Но – мудрость в очах старика повернулась – и ещё обледел Козьма, понял: нет, нескоро. Ай, нескоро-нескоро-нескоро. Долже человеческой жизни.
Так ни слова и не вымолвил дед столетний. Обронил голову – да как рыдал, как рыдал!
И тогда ещё ледяней запало Козьме: да может он – и
не по мне? По мне одному никак столько слёз быть не может.
А – по ком же?..
Такого и сердце не вмещает.
Проснулся – всё нутро схвачено холодом, тоской.
Кирпичников обрекает себя и роту. – Приход офицеров. – Бунт. – Убийство Лашкевича.После завтрака Кирпичников велел строить 2-ю роту при боевом снаряжении в длинном коридоре второго этажа. Пулемёты стали на левом фланге.
Вышел перед строй – ещё ни разу ничем не награждённый, хотя один раз раненный, с ушами плоскими, прилепленными, крупноносый, губастый, лба мало, а сильно открытые глаза. Стараясь держаться поважней, а недоуменно. И голосом, привыкшим к отрубистой команде, а не к речи, чуть помлевая и растягивая:
– Ну что, братцы, скажем?.. Эти дни сами были-видели, и прикладами тыкали, и спусковые крючки тоже нажимали… Спросим: не довольно ли нам людскую кровушку лить? Притом, что наверху непристойное деется… Не довольно ли нам этим трутням поклоняться, которы с нас жилы тянут? А не правей ли нам – супротив народа не идти?.. Я уверен, другие части окажут нам всяку поддержку.
Вот в этом-то он не был уверен, но и нельзя же звать людей на обречённость.
В ответ никто связно не выразил, но погудели. Вроде с одобрением.
– Так вот: надеетесь ли вы на меня? И будете ли мою команду исполнять?
Отозвались, что надеются.
– Так вот. Всем приходящим младшим офицерам отвечать как положено: здравия желаем, ваше высокородие! И виду не подавать. А Лашкевичу на приветствие – не отвечать, а всем кричать сразу только: «ура».

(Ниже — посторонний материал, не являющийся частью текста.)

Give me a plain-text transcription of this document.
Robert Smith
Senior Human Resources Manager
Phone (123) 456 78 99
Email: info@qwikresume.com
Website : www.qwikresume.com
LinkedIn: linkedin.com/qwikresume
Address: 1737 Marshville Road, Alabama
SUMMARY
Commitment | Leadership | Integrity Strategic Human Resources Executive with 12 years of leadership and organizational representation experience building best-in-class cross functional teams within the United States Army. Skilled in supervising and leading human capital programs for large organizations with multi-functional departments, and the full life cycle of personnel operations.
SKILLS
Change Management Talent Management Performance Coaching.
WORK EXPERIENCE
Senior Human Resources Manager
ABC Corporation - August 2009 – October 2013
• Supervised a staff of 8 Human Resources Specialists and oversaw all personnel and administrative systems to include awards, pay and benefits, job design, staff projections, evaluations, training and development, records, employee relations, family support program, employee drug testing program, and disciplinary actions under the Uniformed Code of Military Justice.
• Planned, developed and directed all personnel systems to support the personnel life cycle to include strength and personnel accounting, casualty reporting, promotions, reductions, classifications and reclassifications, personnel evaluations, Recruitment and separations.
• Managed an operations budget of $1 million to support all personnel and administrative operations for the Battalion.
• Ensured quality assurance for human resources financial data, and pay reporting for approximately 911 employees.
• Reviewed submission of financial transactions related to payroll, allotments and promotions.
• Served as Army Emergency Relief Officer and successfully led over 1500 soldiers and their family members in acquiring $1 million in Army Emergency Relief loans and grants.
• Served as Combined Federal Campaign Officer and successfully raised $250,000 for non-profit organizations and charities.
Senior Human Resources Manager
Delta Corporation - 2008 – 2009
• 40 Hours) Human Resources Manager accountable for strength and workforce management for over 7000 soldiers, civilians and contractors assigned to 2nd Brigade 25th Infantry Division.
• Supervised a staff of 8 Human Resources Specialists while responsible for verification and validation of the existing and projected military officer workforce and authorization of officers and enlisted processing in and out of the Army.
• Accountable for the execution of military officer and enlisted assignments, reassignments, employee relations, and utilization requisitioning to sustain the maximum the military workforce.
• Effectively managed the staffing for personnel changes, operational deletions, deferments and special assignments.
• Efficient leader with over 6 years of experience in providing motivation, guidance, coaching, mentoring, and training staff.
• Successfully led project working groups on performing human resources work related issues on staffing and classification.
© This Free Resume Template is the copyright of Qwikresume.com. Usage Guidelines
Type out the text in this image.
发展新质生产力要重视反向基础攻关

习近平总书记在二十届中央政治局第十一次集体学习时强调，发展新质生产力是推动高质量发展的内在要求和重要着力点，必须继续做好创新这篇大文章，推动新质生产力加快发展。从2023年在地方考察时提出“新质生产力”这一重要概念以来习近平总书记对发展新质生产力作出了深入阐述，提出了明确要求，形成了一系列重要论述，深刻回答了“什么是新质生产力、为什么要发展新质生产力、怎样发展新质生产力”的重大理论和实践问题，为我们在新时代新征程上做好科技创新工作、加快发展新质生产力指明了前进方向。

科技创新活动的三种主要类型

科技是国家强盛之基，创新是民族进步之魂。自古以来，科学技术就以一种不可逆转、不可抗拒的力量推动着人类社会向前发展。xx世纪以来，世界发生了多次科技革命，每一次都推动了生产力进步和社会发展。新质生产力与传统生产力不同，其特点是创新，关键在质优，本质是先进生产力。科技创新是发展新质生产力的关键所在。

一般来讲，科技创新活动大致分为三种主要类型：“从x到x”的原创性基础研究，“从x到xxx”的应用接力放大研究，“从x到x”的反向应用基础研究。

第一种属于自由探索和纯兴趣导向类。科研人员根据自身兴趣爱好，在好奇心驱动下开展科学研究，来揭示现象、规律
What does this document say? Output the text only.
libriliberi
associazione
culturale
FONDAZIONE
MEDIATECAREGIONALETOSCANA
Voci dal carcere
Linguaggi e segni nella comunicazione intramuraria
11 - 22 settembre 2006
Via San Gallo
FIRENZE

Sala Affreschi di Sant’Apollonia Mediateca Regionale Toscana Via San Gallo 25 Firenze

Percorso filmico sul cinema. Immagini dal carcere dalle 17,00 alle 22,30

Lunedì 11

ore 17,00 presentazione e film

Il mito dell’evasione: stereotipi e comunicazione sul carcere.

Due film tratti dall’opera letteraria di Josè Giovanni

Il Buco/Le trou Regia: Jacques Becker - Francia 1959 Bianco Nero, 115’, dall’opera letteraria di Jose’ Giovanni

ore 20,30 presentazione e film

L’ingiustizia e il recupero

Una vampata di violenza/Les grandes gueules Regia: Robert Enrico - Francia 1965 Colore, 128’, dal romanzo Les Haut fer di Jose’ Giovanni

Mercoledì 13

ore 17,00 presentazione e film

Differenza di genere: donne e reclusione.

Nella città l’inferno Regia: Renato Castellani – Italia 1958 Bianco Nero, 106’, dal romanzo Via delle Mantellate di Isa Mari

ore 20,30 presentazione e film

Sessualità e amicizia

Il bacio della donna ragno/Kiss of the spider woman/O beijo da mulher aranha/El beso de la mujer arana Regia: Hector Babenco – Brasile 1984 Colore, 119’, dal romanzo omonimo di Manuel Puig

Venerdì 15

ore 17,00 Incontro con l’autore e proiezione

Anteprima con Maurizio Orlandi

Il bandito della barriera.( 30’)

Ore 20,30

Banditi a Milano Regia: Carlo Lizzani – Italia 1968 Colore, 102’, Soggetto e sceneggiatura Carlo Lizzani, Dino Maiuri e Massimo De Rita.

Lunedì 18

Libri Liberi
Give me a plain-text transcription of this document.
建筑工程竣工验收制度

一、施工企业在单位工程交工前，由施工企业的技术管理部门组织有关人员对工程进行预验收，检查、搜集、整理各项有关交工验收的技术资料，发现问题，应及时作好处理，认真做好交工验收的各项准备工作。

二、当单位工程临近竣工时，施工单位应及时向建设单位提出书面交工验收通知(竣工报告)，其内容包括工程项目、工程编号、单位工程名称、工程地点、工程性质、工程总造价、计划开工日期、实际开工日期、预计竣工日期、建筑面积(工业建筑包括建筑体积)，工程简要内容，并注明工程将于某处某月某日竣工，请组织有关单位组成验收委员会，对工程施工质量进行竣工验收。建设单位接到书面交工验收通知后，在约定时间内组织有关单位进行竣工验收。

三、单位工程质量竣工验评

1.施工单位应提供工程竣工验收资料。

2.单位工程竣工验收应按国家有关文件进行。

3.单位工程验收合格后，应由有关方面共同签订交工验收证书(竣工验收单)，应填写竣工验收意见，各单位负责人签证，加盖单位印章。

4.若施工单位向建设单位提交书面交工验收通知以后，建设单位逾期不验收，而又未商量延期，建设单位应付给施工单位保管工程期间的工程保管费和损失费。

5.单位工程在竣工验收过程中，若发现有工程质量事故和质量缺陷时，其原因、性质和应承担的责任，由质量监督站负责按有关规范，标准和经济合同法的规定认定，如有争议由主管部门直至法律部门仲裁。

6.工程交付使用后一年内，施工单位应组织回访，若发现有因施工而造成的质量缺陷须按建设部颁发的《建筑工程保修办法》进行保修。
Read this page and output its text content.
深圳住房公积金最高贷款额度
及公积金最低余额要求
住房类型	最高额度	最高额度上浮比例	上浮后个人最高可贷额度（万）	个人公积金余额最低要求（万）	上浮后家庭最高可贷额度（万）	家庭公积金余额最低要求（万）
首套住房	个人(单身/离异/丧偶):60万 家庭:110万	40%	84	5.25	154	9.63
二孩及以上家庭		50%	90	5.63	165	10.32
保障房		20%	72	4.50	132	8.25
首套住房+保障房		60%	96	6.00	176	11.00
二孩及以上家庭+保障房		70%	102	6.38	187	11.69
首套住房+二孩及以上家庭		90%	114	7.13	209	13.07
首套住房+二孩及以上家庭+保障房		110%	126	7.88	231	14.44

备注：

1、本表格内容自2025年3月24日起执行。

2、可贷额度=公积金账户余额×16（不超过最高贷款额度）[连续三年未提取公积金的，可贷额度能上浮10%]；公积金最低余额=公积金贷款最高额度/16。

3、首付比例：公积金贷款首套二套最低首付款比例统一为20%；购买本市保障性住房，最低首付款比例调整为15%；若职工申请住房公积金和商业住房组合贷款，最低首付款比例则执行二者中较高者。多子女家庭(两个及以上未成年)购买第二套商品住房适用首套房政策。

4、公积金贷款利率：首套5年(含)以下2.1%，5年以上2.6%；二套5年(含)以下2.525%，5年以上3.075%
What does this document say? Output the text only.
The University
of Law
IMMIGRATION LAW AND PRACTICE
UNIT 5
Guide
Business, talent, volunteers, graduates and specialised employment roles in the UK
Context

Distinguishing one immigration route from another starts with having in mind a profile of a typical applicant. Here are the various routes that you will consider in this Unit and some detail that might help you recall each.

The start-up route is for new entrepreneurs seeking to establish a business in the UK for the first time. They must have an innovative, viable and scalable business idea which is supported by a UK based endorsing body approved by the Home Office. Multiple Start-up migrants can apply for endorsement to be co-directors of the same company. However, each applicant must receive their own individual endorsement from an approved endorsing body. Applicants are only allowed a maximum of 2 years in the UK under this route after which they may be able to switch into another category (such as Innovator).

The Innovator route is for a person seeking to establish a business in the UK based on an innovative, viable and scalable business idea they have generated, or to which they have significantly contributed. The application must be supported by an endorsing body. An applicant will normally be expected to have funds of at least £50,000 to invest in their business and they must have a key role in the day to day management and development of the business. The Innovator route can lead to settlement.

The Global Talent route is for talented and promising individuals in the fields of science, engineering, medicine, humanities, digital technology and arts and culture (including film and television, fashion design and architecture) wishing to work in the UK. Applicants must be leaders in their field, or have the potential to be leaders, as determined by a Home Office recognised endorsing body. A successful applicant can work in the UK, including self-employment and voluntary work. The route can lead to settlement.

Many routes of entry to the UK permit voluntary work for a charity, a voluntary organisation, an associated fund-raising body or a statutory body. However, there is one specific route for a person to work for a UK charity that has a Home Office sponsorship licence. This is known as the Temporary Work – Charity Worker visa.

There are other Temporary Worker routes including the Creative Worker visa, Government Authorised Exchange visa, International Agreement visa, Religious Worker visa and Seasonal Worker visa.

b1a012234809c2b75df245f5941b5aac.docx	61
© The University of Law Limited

Ещё он сам не понимал точно, как это будет дальше, но уж если «ура» крикнут – то и всем обрезано. Этим – спаяются, в один шаг перейдут.
И стояли в строю. Колотились сердца. Стояли на худший из боёв.
Без десяти минут восемь пришёл прапорщик. Кирпичников скомандовал как ни в чём, даже с избытком лихости:
– Смир-рна! Равнение нá средину!
Козырнул прапорщик фельдфебелю, козырнул строю:
– Здорово, ребята!
И рявкнули как положено, ну не слишком ладно:
– Здравия желаем, ваш скродь!
– Вольно!
– Вольно, оправиться.
Но уже само несёт, не сдержать. Кирпичников подходит на рожон с боковой походочкой, отчасти чтоб и своим напомнить:
– Ну как, ваше скородие, геройски действовали молодцы-волынцы вчерашний день?
– Да, – говорит.
– А сегодня – ещё лучше будем действовать. Вот посмóтрите, как сегодня молодецки. – А у самого голос дрожит.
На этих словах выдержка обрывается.